William Cordova recibió un BFA de The School of the Art Institute of Chicago en 1996 y luego recibió un MFA de la Universidad de Yale en 2004. Se graduó de Miami Central High School en 1988 y estudió Artes Visuales en Miami Dade Community College (North Campus) de 1991 a 1994.

William Cordova ha sido artista residente en The Studio Museum en Harlem, American Academy en Berlín, Alemania, Museo de Bellas Artes en el programa CORE de Houston, Headlands Center for the Arts , Artpace, Skowhegan School of Painting & Sculpture, Lower Manhattan Cultural Council entre otros. Ha expuesto en Estados Unidos, Latinoamérica, Europa y Asia. 
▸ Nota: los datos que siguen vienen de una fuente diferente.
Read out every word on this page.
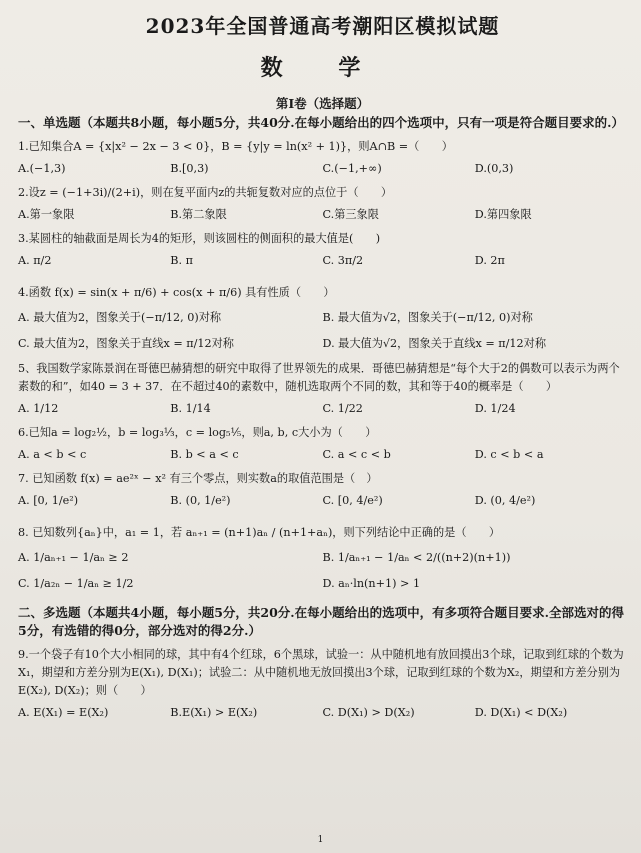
2023年全国普通高考潮阳区模拟试题
数 学
第Ⅰ卷（选择题）
一、单选题（本题共8小题，每小题5分，共40分.在每小题给出的四个选项中，只有一项是符合题目要求的.）
1.已知集合A = {x|x² − 2x − 3 < 0}，B = {y|y = ln(x² + 1)}，则A∩B =（　　）
A.(−1,3)	B.[0,3)	C.(−1,+∞)	D.(0,3)
2.设z = (−1+3i)/(2+i)，则在复平面内z的共轭复数对应的点位于（　　）
A.第一象限	B.第二象限	C.第三象限	D.第四象限
3.某圆柱的轴截面是周长为4的矩形，则该圆柱的侧面积的最大值是(　　)
A. π/2	B. π	C. 3π/2	D. 2π
4.函数 f(x) = sin(x + π/6) + cos(x + π/6) 具有性质（　　）
A. 最大值为2，图象关于(−π/12, 0)对称	B. 最大值为√2，图象关于(−π/12, 0)对称
C. 最大值为2，图象关于直线x = π/12对称	D. 最大值为√2，图象关于直线x = π/12对称
5、我国数学家陈景润在哥德巴赫猜想的研究中取得了世界领先的成果．哥德巴赫猜想是“每个大于2的偶数可以表示为两个素数的和”，如40 = 3 + 37．在不超过40的素数中，随机选取两个不同的数，其和等于40的概率是（　　）
A. 1/12	B. 1/14	C. 1/22	D. 1/24
6.已知a = log₂½，b = log₃⅓，c = log₅⅕，则a, b, c大小为（　　）
A. a < b < c	B. b < a < c	C. a < c < b	D. c < b < a
7. 已知函数 f(x) = ae²ˣ − x² 有三个零点，则实数a的取值范围是（　）
A. [0, 1/e²)	B. (0, 1/e²)	C. [0, 4/e²)	D. (0, 4/e²)
8. 已知数列{aₙ}中，a₁ = 1，若 aₙ₊₁ = (n+1)aₙ / (n+1+aₙ)，则下列结论中正确的是（　　）
A. 1/aₙ₊₁ − 1/aₙ ≥ 2	B. 1/aₙ₊₁ − 1/aₙ < 2/((n+2)(n+1))
C. 1/a₂ₙ − 1/aₙ ≥ 1/2	D. aₙ·ln(n+1) > 1
二、多选题（本题共4小题，每小题5分，共20分.在每小题给出的选项中，有多项符合题目要求.全部选对的得5分，有选错的得0分，部分选对的得2分.）
9.一个袋子有10个大小相同的球，其中有4个红球，6个黑球，试验一：从中随机地有放回摸出3个球，记取到红球的个数为X₁，期望和方差分别为E(X₁), D(X₁)；试验二：从中随机地无放回摸出3个球，记取到红球的个数为X₂，期望和方差分别为E(X₂), D(X₂)；则（　　）
A. E(X₁) = E(X₂)	B.E(X₁) > E(X₂)	C. D(X₁) > D(X₂)	D. D(X₁) < D(X₂)
1
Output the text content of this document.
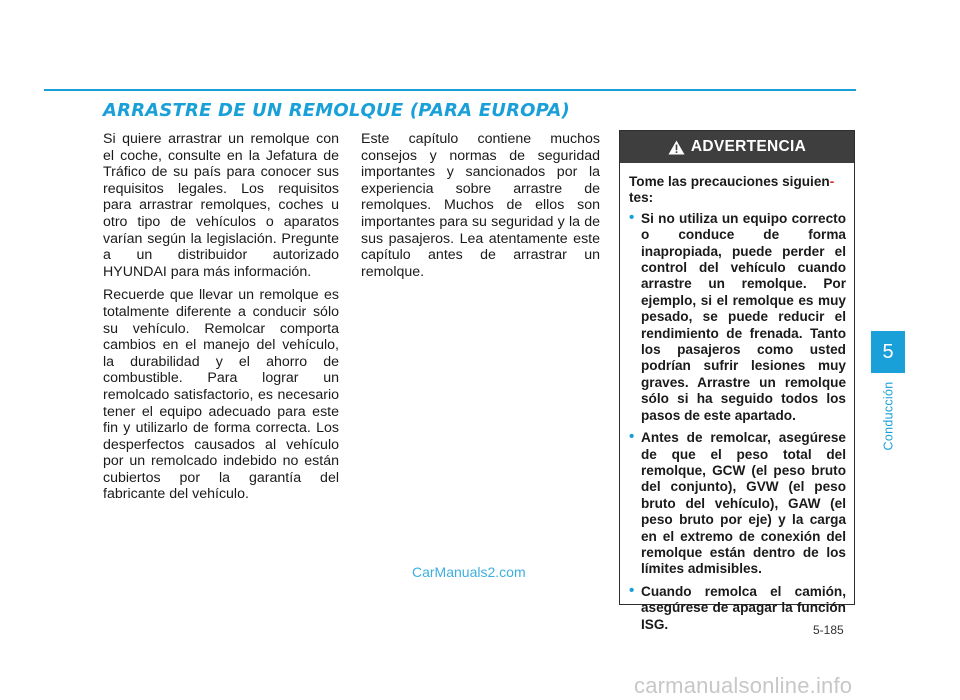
ARRASTRE DE UN REMOLQUE (PARA EUROPA)

Si quiere arrastrar un remolque con el coche, consulte en la Jefatura de Tráfico de su país para conocer sus requisitos legales. Los requisitos para arrastrar remolques, coches u otro tipo de vehículos o aparatos varían según la legislación. Pregunte a un distribuidor autorizado HYUNDAI para más información.

Recuerde que llevar un remolque es totalmente diferente a conducir sólo su vehículo. Remolcar comporta cambios en el manejo del vehículo, la durabilidad y el ahorro de combustible. Para lograr un remolcado satisfactorio, es necesario tener el equipo adecuado para este fin y utilizarlo de forma correcta. Los desperfectos causados al vehículo por un remolcado indebido no están cubiertos por la garantía del fabricante del vehículo.

Este capítulo contiene muchos consejos y normas de seguridad importantes y sancionados por la experiencia sobre arrastre de remolques. Muchos de ellos son importantes para su seguridad y la de sus pasajeros. Lea atentamente este capítulo antes de arrastrar un remolque.

ADVERTENCIA

Tome las precauciones siguien-
tes:

• Si no utiliza un equipo correcto o conduce de forma inapropiada, puede perder el control del vehículo cuando arrastre un remolque. Por ejemplo, si el remolque es muy pesado, se puede reducir el rendimiento de frenada. Tanto los pasajeros como usted podrían sufrir lesiones muy graves. Arrastre un remolque sólo si ha seguido todos los pasos de este apartado.
• Antes de remolcar, asegúrese de que el peso total del remolque, GCW (el peso bruto del conjunto), GVW (el peso bruto del vehículo), GAW (el peso bruto por eje) y la carga en el extremo de conexión del remolque están dentro de los límites admisibles.
• Cuando remolca el camión, asegúrese de apagar la función ISG.
5
Conducción
5-185
CarManuals2.com
carmanualsonline.info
Su obra está en la colección pública del Museo Whitney de Arte Americano , Museo Guggenheim , Walker Art Center , Universidad de Harvard , Universidad de Yale , Museo de Arte de Lima , Fundación Ellipse, Museo de Arte Pérez.La Casa de las Américas en La Habana, Cuba entre otros. Córdoba estuvo representada en la Bienal Whitney de 2008,  exposición del Museo de Arte Moderno de 2010 / PS1 Greater New York,  una presentación general de artistas contemporáneos cuyas contribuciones a las artes han tenido una influencia significativa en la sociedad. En 2011, Córdoba fue invitada a su primera exposición individual en un museo en Europa, yawar mallku: realeza, secuestros y exiliados en La Conservera, Murcia, España y también recibió la Beca de la Fundación Joan Mitchell.  Córdova fue incluida en Prospect.3 Bienal de Nueva Orleans en 2014 y en la XII Bienal de La Habana]en 2015 en Casa de Africa, La Habana, Cuba. 

En 2016 incluyó: SITE Santa Fe Biennial, Nuevo México, Southern Accents , Nasher Museum, [Durham, NC. En 2017, Cordova recibió el premio Michael Richards Artist Award otorgado por LMCC, NY y el Florida Prize por el Museo de Orlando,  Orlando, FL.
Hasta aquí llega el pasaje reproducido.